Steve Zabawa, who filed the complaint against the North Fund, is behind a campaign to oppose the initiatives called Wrong for Montana. The auto dealer’s group put up billboards and raised concerns about the potential for marijuana dependence and risks to children. The group reported $78,000 in donations in its latest campaign finance report. Its largest donation, $30,000, came from the Montana Family Foundation, a conservative group that opposes abortion and gay marriage.
“We have great families here, and they stay here and have been here for many, many generations. That’s what it’s all about,” Zabawa said at a recent press briefing. “Our mission is to have a productive, healthy Montana. Keep [Montana] pristine.”
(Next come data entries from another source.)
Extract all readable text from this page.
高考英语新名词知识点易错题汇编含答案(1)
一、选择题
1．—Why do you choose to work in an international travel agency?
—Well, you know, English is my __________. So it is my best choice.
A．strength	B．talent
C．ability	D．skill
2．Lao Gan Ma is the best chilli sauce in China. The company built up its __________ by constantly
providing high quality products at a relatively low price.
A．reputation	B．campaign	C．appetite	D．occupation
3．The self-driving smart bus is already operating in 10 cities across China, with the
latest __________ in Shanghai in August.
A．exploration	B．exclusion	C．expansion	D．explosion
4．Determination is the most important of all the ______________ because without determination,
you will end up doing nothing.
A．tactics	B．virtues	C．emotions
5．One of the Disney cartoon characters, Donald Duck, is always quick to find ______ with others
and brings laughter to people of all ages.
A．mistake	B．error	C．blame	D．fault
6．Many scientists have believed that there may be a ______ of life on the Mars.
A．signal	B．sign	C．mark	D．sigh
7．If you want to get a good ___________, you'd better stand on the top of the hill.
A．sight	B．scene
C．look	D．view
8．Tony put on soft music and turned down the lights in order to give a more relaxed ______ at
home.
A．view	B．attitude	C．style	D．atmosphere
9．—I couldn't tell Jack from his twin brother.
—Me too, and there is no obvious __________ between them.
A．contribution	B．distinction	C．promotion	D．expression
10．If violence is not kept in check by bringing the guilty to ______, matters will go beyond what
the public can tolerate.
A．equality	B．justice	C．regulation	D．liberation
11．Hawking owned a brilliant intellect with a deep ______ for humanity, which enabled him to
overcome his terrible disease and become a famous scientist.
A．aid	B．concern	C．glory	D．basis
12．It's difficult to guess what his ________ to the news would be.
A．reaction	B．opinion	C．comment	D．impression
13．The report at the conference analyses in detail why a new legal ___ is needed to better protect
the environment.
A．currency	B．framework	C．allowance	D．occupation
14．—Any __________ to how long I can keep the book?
“When it comes to ballot initiatives, in my experience, voters are more focused on details of policy and not the donors,” Schweich said. “You’re not electing a candidate who could change his mind on an issue because of a big donor. Once a ballot initiative passes, it can’t return a favor to a donor.”
Less than three weeks before Election Day, Wrong for Montana and SAM announced a petition to the state Supreme Court on Friday intended to nix the marijuana initiatives from the ballot. They argue that the proposal, which outlines how marijuana tax revenue should be allocated, violates a state constitutional provision that prohibits the appropriation of funds in a ballot initiative.
Meanwhile, proponents in other states have accused opponents of underhanded efforts to stop legalization.
In Mississippi, after a medical marijuana initiative qualified for the ballot, the Republican legislature added a competing initiative restricted to terminally ill patients. In order to be successful, the citizen-led initiative must garner 40 percent of the vote, according to the state.
Advocates like Schweich say the alternative was added to the ballot to confuse voters and sabotage a popular proposal.
Marijuana legalization could be bolstered by a summer defined by Black Lives Matter protests and increased awareness among white Americans of the harms of the war on drugs. A 2020 American Civil Liberties Union analysis found that Black Americans were nearly four times more likely to be arrested for marijuana possession than white Americans.
Under Arizona’s Proposition 207, people could apply to have their criminal records expunged of marijuana-related crimes like possession, consumption, cultivation and transportation. In Montana, people could petition the courts to resentence or expunge the records of people serving time for marijuana-related activities made legal under the ballot initiative.
Some opponents say some of the initiatives don’t go far enough to ensure people with a prior drug conviction who want to sell marijuana can compete against large multi-state operators with more capital.
The Montana ballot initiative requires that marijuana provider licenses only be issued to state residents for one year. But the Montana Cannabis Industry Association said that’s not enough of a leg up on well-capitalized marijuana companies.
Multi-million-dollar companies like Curaleaf, GTI, Acreage Holdings and Cresco Labs could get a boost from this year’s legalization efforts, analysts say.